Iowa’s elected leaders including Senator Harkin and Congressman Braley, King, Latham, and Loebsack were instrumental in final passage of the previously stalled bill.
Roger Zylstra is a farmer in Central Iowa and current President of the Iowa Corn Growers Association and is satisfied that the bill maintains and strengthens crop insurance along with a market oriented farm safety net. As farmers begin thinking about spring planting, it’s reassuring to see some certainty in planning.
While the Farm Bill is far from perfect, it does accomplish a majority of our organizations objectives. Important provisions of the new Farm Bill include:
- Eliminates controversial direct payments while maintaining decoupled farm support programs (both price and revenue) that will minimize the possibility of planting and production distortions that could trigger new World Trade Organization challenges.
- Allows producers to either maintain existing crop acreage base or to reallocate their current base to reflect average acres planted to covered commodities in 2009-2012, a reform that will make programs more relevant and more defensible while not tying them to current-year plantings.
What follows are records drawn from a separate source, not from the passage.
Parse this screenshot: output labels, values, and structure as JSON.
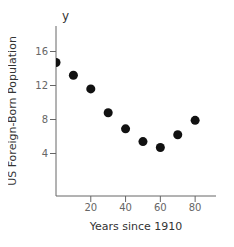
{
  "chart_data": {
    "type": "scatter",
    "x": [
      0,
      10,
      20,
      30,
      40,
      50,
      60,
      70,
      80
    ],
    "values": [
      14.7,
      13.2,
      11.6,
      8.8,
      6.9,
      5.4,
      4.7,
      6.2,
      7.9
    ],
    "xlabel": "Years since 1910",
    "ylabel": "US Foreign-Born Population",
    "annotations": [
      "y"
    ],
    "xlim": [
      0,
      92
    ],
    "ylim": [
      -1,
      19
    ],
    "xticks": [
      20,
      40,
      60,
      80
    ],
    "yticks": [
      4,
      8,
      12,
      16
    ],
    "color": "#111111",
    "marker": "circle",
    "grid": false
  }
}
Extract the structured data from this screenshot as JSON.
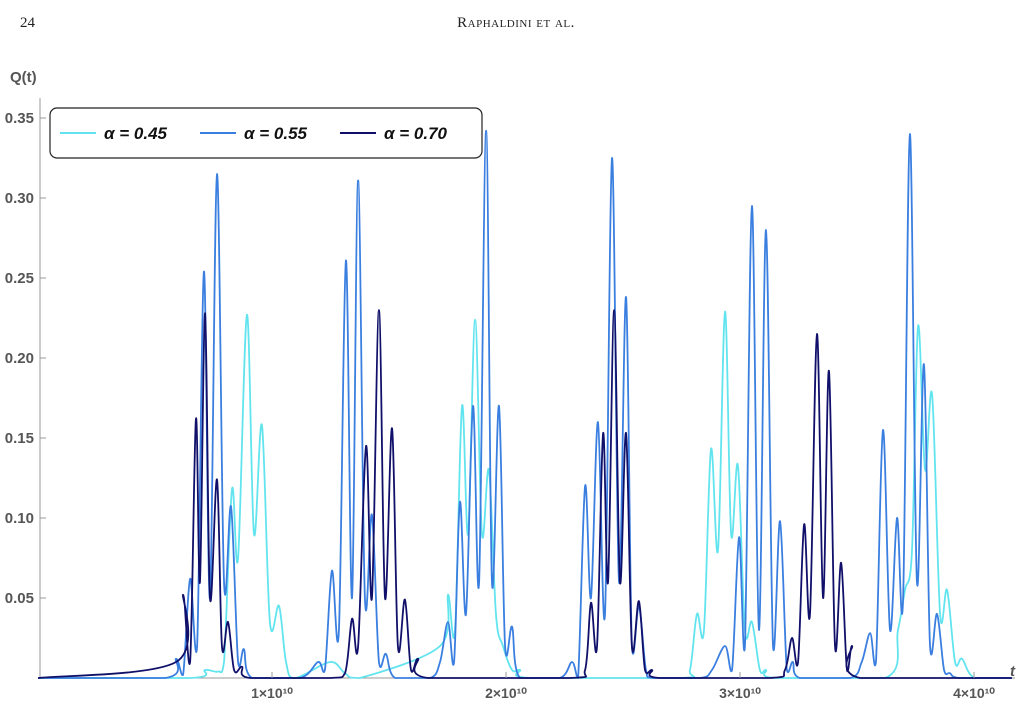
{
  "header": {
    "page_number": "24",
    "running_title": "Raphaldini et al."
  },
  "chart_data": {
    "type": "line",
    "y_label": "Q(t)",
    "x_label": "t",
    "xlim": [
      0,
      41700000000.0
    ],
    "ylim": [
      0,
      0.36
    ],
    "xticks": [
      {
        "value": 10000000000.0,
        "label": "1×10¹⁰"
      },
      {
        "value": 20000000000.0,
        "label": "2×10¹⁰"
      },
      {
        "value": 30000000000.0,
        "label": "3×10¹⁰"
      },
      {
        "value": 40000000000.0,
        "label": "4×10¹⁰"
      }
    ],
    "yticks": [
      0.05,
      {
        "value": 0.1,
        "label": "0.10"
      },
      0.15,
      {
        "value": 0.2,
        "label": "0.20"
      },
      0.25,
      {
        "value": 0.3,
        "label": "0.30"
      },
      0.35
    ],
    "legend": "top-left",
    "series": [
      {
        "name": "α = 0.45",
        "color": "#62e4ef",
        "x": [
          0,
          6500000000.0,
          7140000000.0,
          7690000000.0,
          7950000000.0,
          8290000000.0,
          8550000000.0,
          8930000000.0,
          9230000000.0,
          9570000000.0,
          9910000000.0,
          10300000000.0,
          10600000000.0,
          10980000000.0,
          12480000000.0,
          13120000000.0,
          13760000000.0,
          17180000000.0,
          17520000000.0,
          17820000000.0,
          18120000000.0,
          18380000000.0,
          18680000000.0,
          18970000000.0,
          19270000000.0,
          19570000000.0,
          19870000000.0,
          20260000000.0,
          20600000000.0,
          21030000000.0,
          27440000000.0,
          27860000000.0,
          28160000000.0,
          28460000000.0,
          28760000000.0,
          29060000000.0,
          29360000000.0,
          29620000000.0,
          29910000000.0,
          30210000000.0,
          30510000000.0,
          30850000000.0,
          31110000000.0,
          31500000000.0,
          36200000000.0,
          36750000000.0,
          37050000000.0,
          37350000000.0,
          37610000000.0,
          37910000000.0,
          38210000000.0,
          38550000000.0,
          38850000000.0,
          39190000000.0,
          39490000000.0,
          40040000000.0,
          41620000000.0
        ],
        "values": [
          0,
          0,
          0.005,
          0.004,
          0.01,
          0.118,
          0.075,
          0.227,
          0.09,
          0.158,
          0.035,
          0.045,
          0.01,
          0,
          0.01,
          0.003,
          0,
          0.02,
          0.052,
          0.03,
          0.17,
          0.09,
          0.224,
          0.09,
          0.13,
          0.04,
          0.02,
          0.005,
          0.005,
          0,
          0,
          0.005,
          0.04,
          0.03,
          0.143,
          0.08,
          0.229,
          0.09,
          0.133,
          0.03,
          0.035,
          0.005,
          0.005,
          0,
          0,
          0.03,
          0.055,
          0.08,
          0.22,
          0.13,
          0.177,
          0.04,
          0.055,
          0.01,
          0.012,
          0,
          0
        ]
      },
      {
        "name": "α = 0.55",
        "color": "#3a7fe0",
        "x": [
          0,
          5430000000.0,
          5900000000.0,
          6200000000.0,
          6500000000.0,
          6800000000.0,
          7090000000.0,
          7350000000.0,
          7650000000.0,
          7950000000.0,
          8250000000.0,
          8550000000.0,
          8800000000.0,
          9150000000.0,
          11200000000.0,
          11970000000.0,
          12260000000.0,
          12560000000.0,
          12860000000.0,
          13160000000.0,
          13420000000.0,
          13680000000.0,
          13970000000.0,
          14270000000.0,
          14570000000.0,
          14870000000.0,
          15260000000.0,
          16750000000.0,
          17180000000.0,
          17520000000.0,
          17780000000.0,
          18030000000.0,
          18290000000.0,
          18590000000.0,
          18850000000.0,
          19150000000.0,
          19400000000.0,
          19700000000.0,
          19960000000.0,
          20260000000.0,
          20600000000.0,
          22300000000.0,
          22820000000.0,
          23080000000.0,
          23380000000.0,
          23630000000.0,
          23930000000.0,
          24230000000.0,
          24530000000.0,
          24830000000.0,
          25130000000.0,
          25380000000.0,
          25680000000.0,
          25980000000.0,
          26300000000.0,
          28300000000.0,
          28800000000.0,
          29360000000.0,
          29660000000.0,
          29960000000.0,
          30210000000.0,
          30510000000.0,
          30810000000.0,
          31110000000.0,
          31410000000.0,
          31710000000.0,
          32000000000.0,
          32260000000.0,
          32560000000.0,
          34700000000.0,
          35200000000.0,
          35560000000.0,
          35810000000.0,
          36110000000.0,
          36410000000.0,
          36710000000.0,
          36970000000.0,
          37260000000.0,
          37560000000.0,
          37860000000.0,
          38120000000.0,
          38420000000.0,
          38720000000.0,
          38970000000.0,
          39400000000.0,
          41600000000.0
        ],
        "values": [
          0,
          0,
          0.012,
          0.002,
          0.062,
          0.02,
          0.254,
          0.05,
          0.315,
          0.06,
          0.107,
          0.01,
          0.018,
          0,
          0,
          0.01,
          0.005,
          0.067,
          0.03,
          0.261,
          0.05,
          0.311,
          0.05,
          0.102,
          0.01,
          0.015,
          0,
          0,
          0.01,
          0.035,
          0.01,
          0.11,
          0.04,
          0.17,
          0.06,
          0.342,
          0.06,
          0.17,
          0.02,
          0.032,
          0,
          0,
          0.01,
          0,
          0.12,
          0.05,
          0.16,
          0.04,
          0.325,
          0.06,
          0.238,
          0.02,
          0.045,
          0.005,
          0,
          0,
          0.005,
          0.02,
          0.005,
          0.088,
          0.02,
          0.295,
          0.03,
          0.28,
          0.02,
          0.098,
          0.005,
          0.01,
          0,
          0,
          0.01,
          0.028,
          0.01,
          0.155,
          0.03,
          0.1,
          0.05,
          0.34,
          0.06,
          0.196,
          0.02,
          0.04,
          0.005,
          0.003,
          0,
          0
        ]
      },
      {
        "name": "α = 0.70",
        "color": "#10106a",
        "x": [
          0,
          5900000000.0,
          6200000000.0,
          6500000000.0,
          6750000000.0,
          6920000000.0,
          7140000000.0,
          7350000000.0,
          7650000000.0,
          7860000000.0,
          8120000000.0,
          8380000000.0,
          8720000000.0,
          9060000000.0,
          12480000000.0,
          13120000000.0,
          13420000000.0,
          13680000000.0,
          14020000000.0,
          14270000000.0,
          14570000000.0,
          14830000000.0,
          15130000000.0,
          15380000000.0,
          15680000000.0,
          15940000000.0,
          16240000000.0,
          16670000000.0,
          22740000000.0,
          23380000000.0,
          23630000000.0,
          23890000000.0,
          24150000000.0,
          24360000000.0,
          24620000000.0,
          24870000000.0,
          25130000000.0,
          25380000000.0,
          25680000000.0,
          25940000000.0,
          26240000000.0,
          26580000000.0,
          31280000000.0,
          31920000000.0,
          32220000000.0,
          32480000000.0,
          32740000000.0,
          32990000000.0,
          33290000000.0,
          33550000000.0,
          33800000000.0,
          34060000000.0,
          34320000000.0,
          34570000000.0,
          34790000000.0,
          35130000000.0,
          41620000000.0
        ],
        "values": [
          0,
          0.01,
          0.052,
          0.01,
          0.162,
          0.06,
          0.228,
          0.05,
          0.124,
          0.02,
          0.035,
          0.005,
          0.007,
          0,
          0,
          0.003,
          0.037,
          0.02,
          0.145,
          0.05,
          0.23,
          0.05,
          0.156,
          0.02,
          0.049,
          0.005,
          0.012,
          0,
          0,
          0.005,
          0.047,
          0.02,
          0.153,
          0.06,
          0.23,
          0.06,
          0.153,
          0.02,
          0.048,
          0.005,
          0.005,
          0,
          0,
          0.005,
          0.025,
          0.01,
          0.096,
          0.04,
          0.215,
          0.05,
          0.192,
          0.02,
          0.072,
          0.005,
          0.02,
          0,
          0
        ]
      }
    ]
  }
}
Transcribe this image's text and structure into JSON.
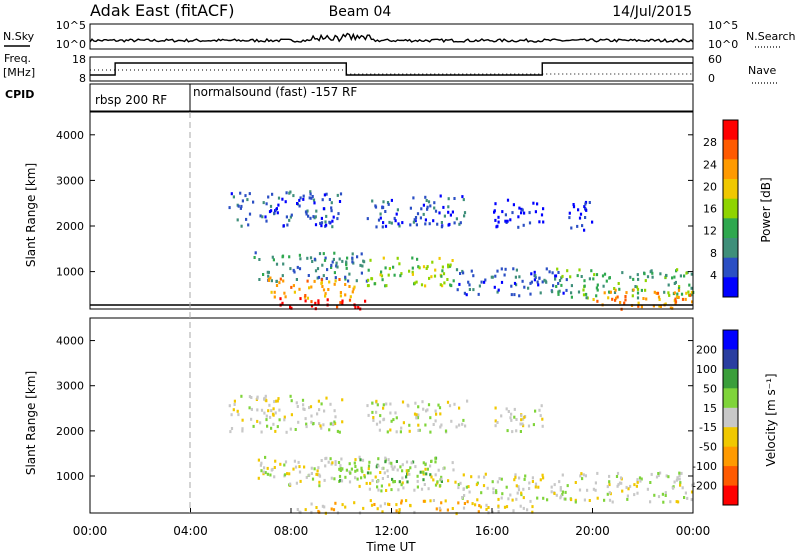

- An option to choose their safety net by participating in either the revenue-based Agriculture Risk Coverage (ARC) program or a Price Loss Coverage (PLC) program with fixed reference prices.
- Improvements in the federal crop insurance program to include a Supplemental Coverage Option for area coverage up to 86 percent and the Enterprise Unit Discount Pilot Program becoming a permanent program.
- Consolidates 23 previous conservation programs into 13, and focuses conservation efforts on working lands. Ties conservation compliance for wetlands and highly erodible land to premium support for crop insurance.
- Maintains authorizations for important agricultural research programs, including AFRI, as well as including a new Foundation for Food and Agriculture Research that will provide a structure and mandatory funding for new public/private partnerships and investments that will further USDA’s research mission.
- Maintains authorizations and funding levels for export promotion, including the Foreign Market Development (FMD) Program and the Market Access Program (MAP).
- Continues the combined authorization of both agricultural and nutrition programs, a linkage that has been essential in enacting every farm bill since 1974.
- Achieves net savings of $16.6 billion over ten years, primarily from the elimination of guaranteed direct payments, making agriculture the only sector that has contributed to deficit reduction in the 113th Congress.
Members of Iowa Corn Growers Association are pleased to see certain provisions in crop insurance that will allow them to continue farming the most efficient and conservative way as possible.